What about jobs affected by increased costs?
Industries that use steel intensively account for approximately 2 million jobs. All things being static, a price increase in steel would pass on to the consumer. History tells us that this will not be 100% the case in all instances. Some costs will cause value engineering, white the company and consumer split the others. In the worst case, a company may not be able to pass on the cost. If a tariff is in place for an extended period of time it is probable that the industries that use steel as a vital component of their manufacturing process will see a decline. Many of these industries competing internationally rely on exporting their goods.
This larger population of jobs created by steel users accounts for 1.3% of citizens employed in the United States. The steel and aluminum industry accounts for 0.0008% of the employed population.
U.S. Trade Representative Robert Lighthizer has reported that there may be delays and exemptions to imposing the steel and aluminum tariffs for some countries including Mexico and Canada. The EU, Australia, and Argentina are actively discussing tariff terms with the Trump administration. The EU has been aggressive in its stand against US tariffs, threatening to boycott imports of American goods such as jeans, motorcycles, and bourbon.
Do these threats foretell a trade war between the US and the world economy? According to President Trump, “trade wars are good, and easy to win”. Only 6% of US imported steel from emerging countries like China. Tariffs will likely impact countries like the EU who struggle with excess global production.

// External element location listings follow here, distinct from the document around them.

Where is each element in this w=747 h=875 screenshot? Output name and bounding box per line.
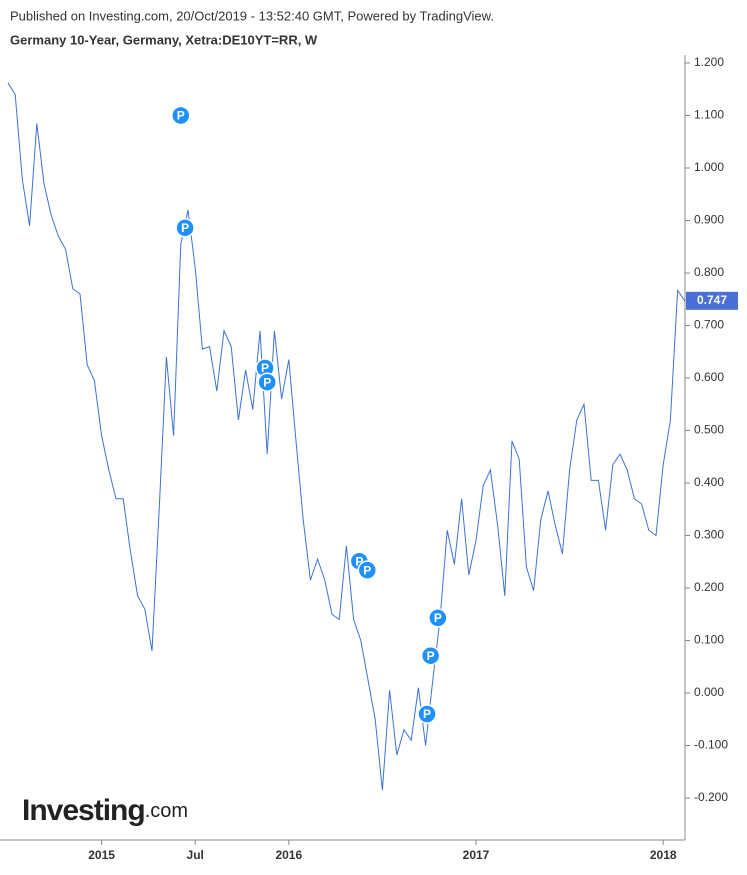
event-marker: P: [171, 105, 191, 126]
y-tick-label: 1.100: [694, 108, 724, 122]
logo-suffix: .com: [145, 800, 188, 822]
logo: Investing.com: [22, 794, 188, 827]
y-tick-label: 1.200: [694, 55, 724, 69]
event-label: P: [181, 221, 189, 235]
chart-title: Germany 10-Year, Germany, Xetra:DE10YT=R…: [10, 32, 318, 47]
y-tick-label: 0.400: [694, 475, 724, 489]
event-marker: P: [428, 608, 448, 628]
y-tick-label: 0.800: [694, 265, 724, 279]
last-value-label: 0.747: [697, 293, 727, 307]
y-tick-label: 0.100: [694, 633, 724, 647]
x-tick-label: 2016: [275, 848, 302, 862]
event-label: P: [261, 361, 269, 375]
event-label: P: [427, 649, 435, 663]
event-marker: P: [420, 645, 441, 666]
last-value-box: [686, 291, 738, 310]
x-tick-label: 2017: [463, 848, 490, 862]
y-tick-label: 0.900: [694, 213, 724, 227]
y-tick-label: 0.700: [694, 318, 724, 332]
event-label: P: [263, 375, 271, 389]
event-marker: P: [257, 372, 277, 392]
event-dot: [171, 105, 191, 126]
y-tick-label: 0.300: [694, 528, 724, 542]
event-dot: [428, 608, 448, 628]
y-tick-label: 0.500: [694, 423, 724, 437]
event-marker: P: [357, 560, 378, 580]
event-label: P: [423, 707, 431, 721]
event-label: P: [177, 109, 185, 123]
y-tick-label: 0.600: [694, 370, 724, 384]
x-tick-label: 2018: [650, 848, 677, 862]
logo-main: Investing: [22, 794, 145, 827]
y-tick-label: -0.200: [694, 790, 728, 804]
y-tick-label: -0.100: [694, 738, 728, 752]
y-tick-label: 0.200: [694, 580, 724, 594]
event-dot: [175, 218, 195, 238]
price-line: [7, 82, 686, 791]
published-note: Published on Investing.com, 20/Oct/2019 …: [10, 8, 494, 23]
y-tick-label: 1.000: [694, 160, 724, 174]
event-marker: P: [175, 218, 195, 238]
event-label: P: [363, 563, 371, 577]
event-dot: [417, 704, 437, 724]
event-dot: [257, 372, 277, 392]
event-dot: [420, 645, 441, 666]
event-label: P: [434, 611, 442, 625]
x-tick-label: Jul: [187, 848, 204, 862]
y-tick-label: 0.000: [694, 685, 724, 699]
event-marker: P: [417, 704, 437, 724]
event-dot: [357, 560, 378, 580]
x-tick-label: 2015: [88, 848, 115, 862]
event-label: P: [355, 554, 363, 568]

What does a trade war have to do with mortgage rates and the building industry? Let's follow the money. The value of the dollar today is less than it was in the past. Simply put, inflation occurs when the dollar decreases in value. Prices of imported goods rise when you can buy less today with the same dollar you had to spend yesterday.
The federal reserve manages inflation in the US economy. The Fed has forecasted four rate increases to interest rates in 2018. This means home loans, business loans, and credit cards will follow the Fed's actions with interest increases. This interest rate change is just part of what may cause interest rates to rise.
The US current holds 21 trillion dollars of debt on its balance sheet. To fund this debt, the US Treasury sells the debt on the world market. The US is being treated as a credit card racking up variable-interest expense. Due to a robust economy, the US has had no trouble selling debt on the world stage. If these new tariffs on steel and aluminum take effect as planned on March 25th, countries could retaliate in many ways including demanding the US pay more to finance its debt. If this scenario takes place, businesses and consumers can expect more interest increases which would drive up the cost of building and drive some buyers out of the market completely.
With no end to debt in sight and rising interest rates, these new steel and aluminum tariffs appear to create few jobs while also increasing the threat, the threat of trade retaliation and rising costs for businesses and consumers of the building industry. Only time will tell if the US economy is resilient enough to absorb the impact.